22.10.2008
...mit 33
war ich mir alles andere als sicher, jemals 40 zu werden. damals verbrachte ich meinen geburtstag zwischen bestrahlungen (und war wirklich happy, hauptsache die göääärks-chemo war vorbei!).
bangkok war damals gefühlte drölfzig leben weg, die realität war damals die andere welt, die krankenhaus-, arztpraxen- und halt-dich-von-bakterien-fern-welt (kann sich noch wer erinnern, dass ich trotzdem auf den flohmarkt gegangen bin? mit 700 leukos ;O)

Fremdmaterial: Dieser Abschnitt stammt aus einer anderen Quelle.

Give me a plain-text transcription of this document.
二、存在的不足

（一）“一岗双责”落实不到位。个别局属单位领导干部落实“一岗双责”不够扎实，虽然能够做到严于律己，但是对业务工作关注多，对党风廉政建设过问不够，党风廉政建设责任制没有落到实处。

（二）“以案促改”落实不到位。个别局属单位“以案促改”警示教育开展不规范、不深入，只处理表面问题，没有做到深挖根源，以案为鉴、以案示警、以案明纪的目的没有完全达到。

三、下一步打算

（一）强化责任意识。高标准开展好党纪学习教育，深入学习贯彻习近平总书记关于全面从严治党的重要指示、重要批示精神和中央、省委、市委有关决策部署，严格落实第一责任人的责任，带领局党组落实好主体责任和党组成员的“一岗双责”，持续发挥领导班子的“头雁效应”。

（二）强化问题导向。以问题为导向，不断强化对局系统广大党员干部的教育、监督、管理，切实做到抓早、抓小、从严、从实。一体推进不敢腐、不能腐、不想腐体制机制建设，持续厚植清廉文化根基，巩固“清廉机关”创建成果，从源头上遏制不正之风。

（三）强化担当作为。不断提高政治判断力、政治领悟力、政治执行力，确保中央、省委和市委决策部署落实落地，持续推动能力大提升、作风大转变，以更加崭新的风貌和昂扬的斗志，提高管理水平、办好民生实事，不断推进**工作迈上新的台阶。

es liegen nun 7 jahre dazwischen. nur sieben jahre. sieben tolle jahre, die alles andere als selbstverständlich sind - davor war alles "mach ich, es gibt ja noch zeit" (diese denke hörte dann aber ganz schnell im chemozimmer auf)
und auch wenn ich furchtbar traurig wegen den todesfällen in den letzen wochen bin: trotzdem ist das leben wunderschön und ich bin verdammt froh, 40 zu sein.
14.10.2008
in gedanken bei...
...familie tinkerbell.
ich wünsche euch so sehr den abschied, den ihr euch wünscht.
http://18000malhoffnung.wordpress.com/2008/10/
:°°(
11.10.2008
es gibt tage,
die einfach besser sein müssen als der heutige.
für _alle_ beteiligten.
mein aufrichtiges mitgefühl gilt allen beteiligten. ganz besonders aba den kindern, an die wir als erstes denken sollten (hierstehendrölfzigdickeausrufezeichen)
ich weiß ehrlich nimma, wo mein kopf heute steht.